Tasavvuf Bir Çeşit Hümanizm, Yunus Emre Ve Mevlana Hümanist midir?

Kudsi Erguner

  • Sabah Ülkesi - Cover
  • Batı Avrupa IV. yüzyıl Roma Hristiyanlığı döneminden XIV. yüzyıla kadar geçen süreci, payen ve batinî inançlarla mücadele eden kilisenin baskısı altında yaşadı. Bilimi ve bilgiyi sadece kendi kurumuna ait gören kilise, iktidarını muhafaza etmek için halkı cehalet içine itti. İsa dinini sadece resimlerle anlatılan efsanelere indirgeyerek, eski Roma dönemine ait Helen dinî inançlarını ve medeniyetini ortadan kaldırmaya çalıştı.

    XIV. yüzyıl başında eski Yunan ve Latin filozoflarının eserlerini kurtuluş olarak gören, başta Petrarque ve Coluccio Salutati olmak üzere pek çok aydın, geçmiş dönemlere mensup bu filozofların metinlerinin kasıtlı olarak kilisenin fikirlerine adapte edildiğini, değiştirildiğini veya eksik olarak neşredildiğini fark ettiler ve bütün baskılara rağmen bu eserlerin orijinallerine ulaşmaya çalıştılar (critical edition).
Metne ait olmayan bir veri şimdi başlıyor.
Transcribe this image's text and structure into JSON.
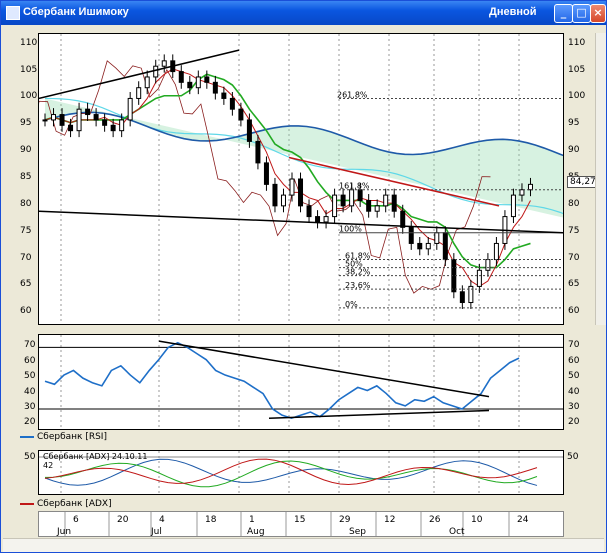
{
  "window": {
    "title": "Сбербанк Ишимоку",
    "period": "Дневной",
    "buttons": {
      "minimize": "_",
      "maximize": "□",
      "close": "×"
    }
  },
  "price_panel": {
    "y_ticks": [
      "110",
      "105",
      "100",
      "95",
      "90",
      "85",
      "80",
      "75",
      "70",
      "65",
      "60"
    ],
    "last_price_label": "84,27",
    "fib_labels": [
      "261,8%",
      "161,8%",
      "100%",
      "61,8%",
      "50%",
      "38,2%",
      "23,6%",
      "0%"
    ]
  },
  "rsi_panel": {
    "legend": "Сбербанк [RSI]",
    "y_ticks": [
      "70",
      "60",
      "50",
      "40",
      "30",
      "20"
    ]
  },
  "adx_panel": {
    "legend": "Сбербанк [ADX]",
    "readout": "Сбербанк [ADX] 24.10.11",
    "readout_value": "42",
    "y_ticks": [
      "50"
    ]
  },
  "time_axis": {
    "days": [
      "6",
      "20",
      "4",
      "18",
      "1",
      "15",
      "29",
      "12",
      "26",
      "10",
      "24"
    ],
    "months": [
      "Jun",
      "Jul",
      "Aug",
      "Sep",
      "Oct"
    ]
  },
  "colors": {
    "rsi": "#1e6fc8",
    "tenkan": "#c01818",
    "kijun": "#22aa22",
    "senkou_a": "#5fd8e8",
    "senkou_b": "#1e5aa8",
    "chikou": "#8a1e1e",
    "cloud": "#8cd9a8"
  },
  "chart_data": [
    {
      "type": "line",
      "title": "Сбербанк Ишимоку",
      "ylim": [
        58,
        112
      ],
      "note_last": 84.27,
      "candles_close": [
        96,
        97,
        95,
        94,
        98,
        97,
        96,
        95,
        94,
        96,
        100,
        102,
        104,
        106,
        107,
        105,
        103,
        102,
        104,
        103,
        101,
        100,
        98,
        96,
        92,
        88,
        84,
        80,
        82,
        85,
        80,
        78,
        77,
        78,
        82,
        80,
        83,
        81,
        79,
        80,
        82,
        79,
        76,
        73,
        72,
        73,
        75,
        70,
        64,
        62,
        65,
        68,
        70,
        73,
        78,
        82,
        83,
        84
      ],
      "rsi": [
        48,
        46,
        52,
        55,
        50,
        47,
        45,
        55,
        58,
        52,
        47,
        55,
        62,
        70,
        73,
        70,
        66,
        62,
        55,
        52,
        50,
        48,
        44,
        40,
        30,
        26,
        24,
        26,
        28,
        25,
        30,
        36,
        40,
        44,
        42,
        45,
        40,
        34,
        32,
        36,
        35,
        38,
        34,
        32,
        30,
        35,
        40,
        50,
        55,
        60,
        63
      ]
    }
  ]
}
Studia Humanista adını verdikleri bu etütler, daha sonra Hümanizm olarak adlandırılacak sivil hareketin adını da belirlemiş oldu ve terk edilmeye çalışılan eski medeniyetin kaynağı olan metinlerin orjinal hâlini arayış bir anlamda filolojinin de doğmasına yol açtı.

    İnsanın sadece ibadet etmek için yaratıldığına inanan Kilisenin Tanrı merkezciliğine (theocentricism) karşı hümanistler insanı âlemin merkezi olarak kabul ettiler. Kaderci kiliseye karşı, kaderinin yaratıcısı ilan ettikleri insanın akıl ve zekâsı sayesinde bütün mahlukat arasında en üstün varlık olduğuna inandılar.

    XII. yüzyıldan itibaren, doğumdan ölüme kadar insanların tüm yaşamlarını yönlendiren Kilisenin baskısına karşı bir çeşit başkaldırı olan hümanizmin tohumları atılmaya başlandı. Bunun bir sonucu olarak “yeniden doğuş” anlamına gelen Rönesans, aslında Batı Avrupa’nın yaşadığı büyük bir devrimdir. Devrilen de kilisenin halk üzerindeki baskısıdır. Bilginin, bilimin ve düşüncenin çok daha hür bir şekilde yayılmasını sağlayan yeni eğitim kurumları, dinî metinlerin bilim ve akıl ışığında yorumlanması, Hristiyanlık öncesi edebiyatın, bilginin, güzel sanatların ön plana çıkarılması, dünyaya bakışın tamamiyle değişmesi Ortaçağ Avrupasına son vererek, bir silsile hâlinde etkileri günümüze kadar uzanan devrimlere yol açmıştır.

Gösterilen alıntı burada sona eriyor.